Allah'ım lütfen bu bir kabus olsun, lütfen...
"Şaka gibi ya." diye kendi kendime mırıldandım. Sonra transtan çıkmış gibi kafasını iki yana salladı. Tekrardan ciddi ifadesine bürünüp yanımıza doğru gelmeye başladı.
"Oha." dedi Sude Furkana bakarak. Ağzı bir karış açılmış, parlayan gözlerle Furkana bakıyordu.
Furkan tam karşımızda durdu. Yanında o gün odama giren ve saçma imalarda bulunan arkadaşıda vardı. "Pardon?" dedi Sudeye anlamamış gözlerle bakarak.
"Ohaa." dedi Sude tekrardan. Bi anda elini uzatıp Furkanın koluna dokundu. "Oha! Sen gerçeksin. Sen ünlü Furkan Koroğlu değilmisin. Duyduğuma göre 20 villan, 15 uçağın, 10 malikanen, 50 den fazla araban varmış." dedi hala parıldayan gözlerle bakarak.
"Çüşş." dedi Miraç.
"Yuh." dedim hayrete düşmüş şekilde.
"Yok artık." dedi Furkan.
"Benim niye haberim yok." diye yükseldi arkadaşı.

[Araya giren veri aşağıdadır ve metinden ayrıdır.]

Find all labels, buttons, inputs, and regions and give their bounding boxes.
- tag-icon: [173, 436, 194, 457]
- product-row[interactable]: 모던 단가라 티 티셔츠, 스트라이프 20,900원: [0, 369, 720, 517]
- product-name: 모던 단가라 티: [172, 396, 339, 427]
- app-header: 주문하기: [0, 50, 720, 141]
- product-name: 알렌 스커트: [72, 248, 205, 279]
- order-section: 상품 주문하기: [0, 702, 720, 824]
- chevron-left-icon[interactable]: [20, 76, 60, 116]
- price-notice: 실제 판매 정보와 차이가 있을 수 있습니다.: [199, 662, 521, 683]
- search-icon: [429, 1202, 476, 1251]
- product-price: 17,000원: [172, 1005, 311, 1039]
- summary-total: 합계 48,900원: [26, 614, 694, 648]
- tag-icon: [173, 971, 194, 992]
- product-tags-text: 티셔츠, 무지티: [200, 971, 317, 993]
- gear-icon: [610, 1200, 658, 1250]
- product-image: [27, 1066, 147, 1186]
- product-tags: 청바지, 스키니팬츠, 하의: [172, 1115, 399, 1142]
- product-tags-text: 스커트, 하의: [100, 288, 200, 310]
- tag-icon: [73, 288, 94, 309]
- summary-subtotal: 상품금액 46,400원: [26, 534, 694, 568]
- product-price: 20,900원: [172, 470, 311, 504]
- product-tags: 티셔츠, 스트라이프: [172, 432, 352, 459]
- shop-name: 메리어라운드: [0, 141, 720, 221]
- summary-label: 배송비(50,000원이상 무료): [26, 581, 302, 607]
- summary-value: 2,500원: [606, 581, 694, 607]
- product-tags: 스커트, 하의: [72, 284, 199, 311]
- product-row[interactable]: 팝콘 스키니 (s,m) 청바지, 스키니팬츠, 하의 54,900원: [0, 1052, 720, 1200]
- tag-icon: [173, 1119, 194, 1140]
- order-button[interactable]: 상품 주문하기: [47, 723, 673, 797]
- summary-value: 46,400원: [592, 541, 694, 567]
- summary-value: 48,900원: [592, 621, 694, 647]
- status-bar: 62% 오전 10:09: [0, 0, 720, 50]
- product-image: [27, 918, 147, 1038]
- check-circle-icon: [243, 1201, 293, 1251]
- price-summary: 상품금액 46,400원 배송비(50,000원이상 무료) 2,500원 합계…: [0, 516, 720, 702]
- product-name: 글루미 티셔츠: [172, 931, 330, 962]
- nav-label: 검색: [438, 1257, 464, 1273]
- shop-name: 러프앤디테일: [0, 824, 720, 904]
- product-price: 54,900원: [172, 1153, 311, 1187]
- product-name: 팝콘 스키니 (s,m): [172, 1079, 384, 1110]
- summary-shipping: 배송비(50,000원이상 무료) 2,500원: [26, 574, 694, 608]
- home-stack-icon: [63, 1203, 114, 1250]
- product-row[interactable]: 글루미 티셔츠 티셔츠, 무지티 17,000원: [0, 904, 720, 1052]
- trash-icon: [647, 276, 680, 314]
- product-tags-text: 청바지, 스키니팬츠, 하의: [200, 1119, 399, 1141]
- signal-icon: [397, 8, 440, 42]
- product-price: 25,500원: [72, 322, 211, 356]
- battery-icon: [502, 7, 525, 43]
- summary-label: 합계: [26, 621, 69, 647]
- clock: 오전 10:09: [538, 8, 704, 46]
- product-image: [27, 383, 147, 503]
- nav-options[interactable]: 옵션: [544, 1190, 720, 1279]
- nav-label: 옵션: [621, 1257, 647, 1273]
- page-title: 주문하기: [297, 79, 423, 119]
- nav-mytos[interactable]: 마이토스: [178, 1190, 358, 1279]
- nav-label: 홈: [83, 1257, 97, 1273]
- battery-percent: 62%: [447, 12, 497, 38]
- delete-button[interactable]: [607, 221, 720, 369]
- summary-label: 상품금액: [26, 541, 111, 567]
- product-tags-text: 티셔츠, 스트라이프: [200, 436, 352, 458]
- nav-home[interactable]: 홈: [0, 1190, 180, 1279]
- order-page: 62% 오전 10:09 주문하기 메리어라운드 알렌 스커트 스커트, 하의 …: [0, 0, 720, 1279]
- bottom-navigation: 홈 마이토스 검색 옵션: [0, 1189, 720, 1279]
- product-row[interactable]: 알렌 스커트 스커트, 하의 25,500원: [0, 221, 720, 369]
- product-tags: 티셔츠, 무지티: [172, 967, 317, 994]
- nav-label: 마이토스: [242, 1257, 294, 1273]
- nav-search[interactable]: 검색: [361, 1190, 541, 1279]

Adam zenginlikte master yapmış.
Konuya Furkan sessizliğini bozarak açıklık getirdi. "Her ne duyduysanız, yanlış duymuşsunuz. Maalesef o kadar varlıklı değilim." dedi.
"Olsunnn, yine de ünlüsün dimi, ona bakmak gerek. Ben senin çok büyük takipçinimm." diyerek ellerini birleştirdi ve çenesinin altına koydu. Gözlerinden kalp çıkıyordu terimi gerçek olsaydı Sudenin gözleri resmen kalpler saçıyor olurdu.
Allah bu kıza akıl fikir versin.
Sudenin kolunu tutarak kendime dönerdim. "Uçak kaçıcak gel hadi." dedim ve çekiştirmeye başladım.
"Hı hı." diyerek yürümeye başladı. Hatta bi ara tökezledi ama hemen geri toparladı.
Yürümeye devam ediyordum ki arkamda başka ayak sesleri duyunca arkama döndüm. Sakin bir şekilde arkadaşıyla bizim bineceğimiz uçağa doğru yürüdüğünü gördüm.
Hâlâ ona bakarken tam yanımda durdu. Ne oldu dercesine tek kaşını kaldırdı.
"Sakın bana bodruma gidiyorum deme, yoksa şuraya bayılırım." dedim yanını parmağımla göstererek.
İşaret ettiğim yere baktı ve tekrar bana döndü. "O zaman bayılabilirsin, çünkü bende bodruma gidiyorum. Bu arada bayılırsan seni tutmam." dedi ve bana arkasını dönerek uçağa ilerledi.
Hayrete düşmüş bi şekilde arkasından baktım. Kapının önündeki host uçağın 2 dakika içinde kalkacağını söylediği halde dikilmeye devam ettim.
Kafamı iki yana sallayarak kendime geldim ve uçağa ilerledim. Business class bölümünden almıştık biletleri. Çok şanslı olmalıyım -ki buna şans denilirse- arkadaşı ve kendisi tam arkamızda ki koltukta oturuyordu. Sude ile ben yan yana, miraç ise önümüzde oturyordu.
Koltuğa oturup kafamı geri yasladım. 5 dakika sonra karşımda ki mini televizyondan film açmak için ileri uzanıyordum ki arkamdan savaş sesleri gelmeye başladı.
"Pars, düzgün sık şu silahı gerizekalı. Ölücez senin yüzünden." dedi Furkan. Ne olduğunu anlamak için arkamı döndüm.
"Abicim sıkıyorum zaten yardıma gelsene, adamlar etrafımı sardı sen hangi cehennemdesin." arkamı döndüğümde elinde telefonlarla oyun oynadıklarını gördüm.
"Biraz sessiz olsanıza. Uçak kalkıcak şimdi. Rahatsız olan insanlar var." dedim. İkiside kafasını kaldırıp boş boş baktılar bana. Sonra etraflarına baktılar. Bizden başka kimse yoktu, yani uçak daha dolmamıştı veya sadece biz bu bölümden bilet almıştık. Bilmiyordum.